Amodei também destacou uma tensão específica na abordagem do governo: “Essas duas últimas ameaças são especificamente contraditórias: uma nos rotulagem como um risco à segurança; a outra rotula o Claude como essencial para a segurança nacional”.

Reação da Indústria e Questões Jurídicas

A Anthropic afirmou na sexta-feira que contestaria a designação de risco à cadeia de suprimentos, chamando-a de “juridicamente inconsistente”. O General de Brigada reformado Jack Shanahan, que liderou a iniciativa Project Maven de IA do Pentágono, ofereceu um apoio notável à empresa, escrevendo nas redes sociais que as linhas vermelhas da Anthropic são “razoáveis” e que modelos de IA como o Claude “não estão prontos para uso em contextos de segurança nacional”, particularmente para armas totalmente autônomas.

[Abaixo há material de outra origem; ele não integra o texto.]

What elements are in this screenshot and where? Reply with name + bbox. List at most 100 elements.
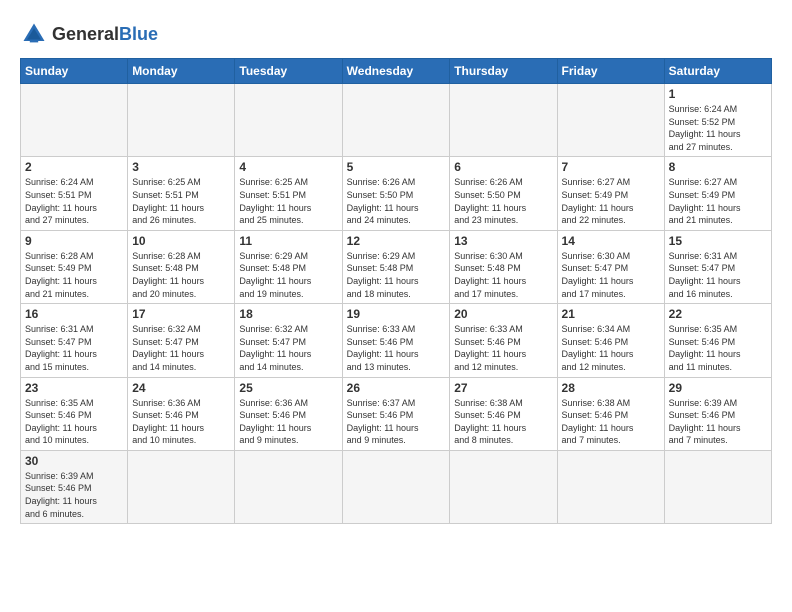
day-info: Sunrise: 6:36 AM Sunset: 5:46 PM Dayligh… <box>132 397 230 447</box>
calendar-cell: 14Sunrise: 6:30 AM Sunset: 5:47 PM Dayli… <box>557 230 664 303</box>
day-info: Sunrise: 6:38 AM Sunset: 5:46 PM Dayligh… <box>454 397 552 447</box>
calendar-cell <box>342 450 450 523</box>
calendar-cell: 26Sunrise: 6:37 AM Sunset: 5:46 PM Dayli… <box>342 377 450 450</box>
day-info: Sunrise: 6:32 AM Sunset: 5:47 PM Dayligh… <box>132 323 230 373</box>
calendar-cell: 8 Sunrise: 6:27 AM Sunset: 5:49 PM Daylig… <box>664 157 771 230</box>
calendar-cell: 10 Sunrise: 6:28 AM Sunset: 5:48 PM Dayli… <box>128 230 235 303</box>
day-number: 25 <box>239 381 337 395</box>
day-info: Sunrise: 6:36 AM Sunset: 5:46 PM Dayligh… <box>239 397 337 447</box>
day-number: 19 <box>347 307 446 321</box>
day-info: Sunrise: 6:35 AM Sunset: 5:46 PM Dayligh… <box>25 397 123 447</box>
day-number: 23 <box>25 381 123 395</box>
day-number: 5 <box>347 160 446 174</box>
day-number: 29 <box>669 381 767 395</box>
calendar-cell <box>21 84 128 157</box>
day-number: 7 <box>562 160 660 174</box>
calendar-cell: 21 Sunrise: 6:34 AM Sunset: 5:46 PM Dayli… <box>557 304 664 377</box>
day-info: Sunrise: 6:33 AM Sunset: 5:46 PM Dayligh… <box>347 323 446 373</box>
calendar-cell: 5Sunrise: 6:26 AM Sunset: 5:50 PM Daylig… <box>342 157 450 230</box>
calendar-cell <box>128 450 235 523</box>
day-number: 11 <box>239 234 337 248</box>
day-number: 30 <box>25 454 123 468</box>
calendar-cell: 4Sunrise: 6:25 AM Sunset: 5:51 PM Daylig… <box>235 157 342 230</box>
weekday-header-sunday: Sunday <box>21 59 128 84</box>
day-number: 9 <box>25 234 123 248</box>
day-info: Sunrise: 6:27 AM Sunset: 5:49 PM Dayligh… <box>562 176 660 226</box>
calendar-cell <box>450 450 557 523</box>
weekday-header-friday: Friday <box>557 59 664 84</box>
day-number: 15 <box>669 234 767 248</box>
calendar-cell: 1 Sunrise: 6:24 AM Sunset: 5:52 PM Daylig… <box>664 84 771 157</box>
day-info: Sunrise: 6:25 AM Sunset: 5:51 PM Dayligh… <box>132 176 230 226</box>
day-number: 17 <box>132 307 230 321</box>
day-number: 20 <box>454 307 552 321</box>
day-info: Sunrise: 6:34 AM Sunset: 5:46 PM Dayligh… <box>562 323 660 373</box>
calendar-cell: 24 Sunrise: 6:36 AM Sunset: 5:46 PM Dayli… <box>128 377 235 450</box>
weekday-header-tuesday: Tuesday <box>235 59 342 84</box>
day-info: Sunrise: 6:28 AM Sunset: 5:48 PM Dayligh… <box>132 250 230 300</box>
calendar-cell: 20 Sunrise: 6:33 AM Sunset: 5:46 PM Dayli… <box>450 304 557 377</box>
calendar-cell: 7 Sunrise: 6:27 AM Sunset: 5:49 PM Daylig… <box>557 157 664 230</box>
calendar-cell <box>450 84 557 157</box>
calendar-cell: 22 Sunrise: 6:35 AM Sunset: 5:46 PM Dayli… <box>664 304 771 377</box>
day-info: Sunrise: 6:24 AM Sunset: 5:51 PM Dayligh… <box>25 176 123 226</box>
calendar-cell: 6 Sunrise: 6:26 AM Sunset: 5:50 PM Daylig… <box>450 157 557 230</box>
weekday-header-thursday: Thursday <box>450 59 557 84</box>
calendar-cell: 3 Sunrise: 6:25 AM Sunset: 5:51 PM Daylig… <box>128 157 235 230</box>
day-number: 3 <box>132 160 230 174</box>
calendar-cell <box>342 84 450 157</box>
calendar-cell <box>664 450 771 523</box>
calendar-cell <box>557 84 664 157</box>
day-number: 12 <box>347 234 446 248</box>
logo: GeneralBlue <box>20 20 158 48</box>
calendar-cell: 18 Sunrise: 6:32 AM Sunset: 5:47 PM Dayli… <box>235 304 342 377</box>
day-info: Sunrise: 6:24 AM Sunset: 5:52 PM Dayligh… <box>669 103 767 153</box>
day-info: Sunrise: 6:39 AM Sunset: 5:46 PM Dayligh… <box>669 397 767 447</box>
day-number: 18 <box>239 307 337 321</box>
calendar-cell <box>235 450 342 523</box>
day-info: Sunrise: 6:30 AM Sunset: 5:47 PM Dayligh… <box>562 250 660 300</box>
weekday-header-wednesday: Wednesday <box>342 59 450 84</box>
logo-icon <box>20 20 48 48</box>
day-info: Sunrise: 6:28 AM Sunset: 5:49 PM Dayligh… <box>25 250 123 300</box>
day-number: 21 <box>562 307 660 321</box>
day-info: Sunrise: 6:32 AM Sunset: 5:47 PM Dayligh… <box>239 323 337 373</box>
logo-text: GeneralBlue <box>52 24 158 45</box>
calendar-cell: 12Sunrise: 6:29 AM Sunset: 5:48 PM Dayli… <box>342 230 450 303</box>
day-number: 28 <box>562 381 660 395</box>
day-number: 1 <box>669 87 767 101</box>
day-info: Sunrise: 6:31 AM Sunset: 5:47 PM Dayligh… <box>669 250 767 300</box>
calendar-cell: 2Sunrise: 6:24 AM Sunset: 5:51 PM Daylig… <box>21 157 128 230</box>
day-info: Sunrise: 6:31 AM Sunset: 5:47 PM Dayligh… <box>25 323 123 373</box>
day-info: Sunrise: 6:26 AM Sunset: 5:50 PM Dayligh… <box>454 176 552 226</box>
day-number: 26 <box>347 381 446 395</box>
day-info: Sunrise: 6:27 AM Sunset: 5:49 PM Dayligh… <box>669 176 767 226</box>
weekday-header-monday: Monday <box>128 59 235 84</box>
calendar-cell: 28Sunrise: 6:38 AM Sunset: 5:46 PM Dayli… <box>557 377 664 450</box>
calendar-cell: 19 Sunrise: 6:33 AM Sunset: 5:46 PM Dayli… <box>342 304 450 377</box>
calendar-cell: 15 Sunrise: 6:31 AM Sunset: 5:47 PM Dayli… <box>664 230 771 303</box>
calendar-cell: 27Sunrise: 6:38 AM Sunset: 5:46 PM Dayli… <box>450 377 557 450</box>
calendar-cell: 25 Sunrise: 6:36 AM Sunset: 5:46 PM Dayli… <box>235 377 342 450</box>
day-number: 8 <box>669 160 767 174</box>
page-header: GeneralBlue <box>20 20 772 48</box>
calendar-cell <box>557 450 664 523</box>
calendar-table: SundayMondayTuesdayWednesdayThursdayFrid… <box>20 58 772 524</box>
day-number: 4 <box>239 160 337 174</box>
calendar-cell: 30Sunrise: 6:39 AM Sunset: 5:46 PM Dayli… <box>21 450 128 523</box>
calendar-cell: 17 Sunrise: 6:32 AM Sunset: 5:47 PM Dayli… <box>128 304 235 377</box>
day-number: 22 <box>669 307 767 321</box>
calendar-cell <box>128 84 235 157</box>
calendar-cell: 23 Sunrise: 6:35 AM Sunset: 5:46 PM Dayli… <box>21 377 128 450</box>
day-info: Sunrise: 6:35 AM Sunset: 5:46 PM Dayligh… <box>669 323 767 373</box>
calendar-cell: 13Sunrise: 6:30 AM Sunset: 5:48 PM Dayli… <box>450 230 557 303</box>
day-number: 6 <box>454 160 552 174</box>
day-info: Sunrise: 6:29 AM Sunset: 5:48 PM Dayligh… <box>239 250 337 300</box>
day-info: Sunrise: 6:33 AM Sunset: 5:46 PM Dayligh… <box>454 323 552 373</box>
day-number: 10 <box>132 234 230 248</box>
calendar-cell: 29 Sunrise: 6:39 AM Sunset: 5:46 PM Dayli… <box>664 377 771 450</box>
calendar-cell <box>235 84 342 157</box>
day-number: 24 <box>132 381 230 395</box>
weekday-header-saturday: Saturday <box>664 59 771 84</box>
calendar-cell: 11 Sunrise: 6:29 AM Sunset: 5:48 PM Dayli… <box>235 230 342 303</box>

O impasse agora levanta questões não resolvidas sobre o alcance da Lei de Produção de Defesa e se o governo pode obrigar uma empresa de IA a fornecer um produto sem suas restrições de segurança — algo que os acadêmicos jurídicos do Lawfare descrevem como potencialmente perigosos “um produto que ela não fabrica atualmente”.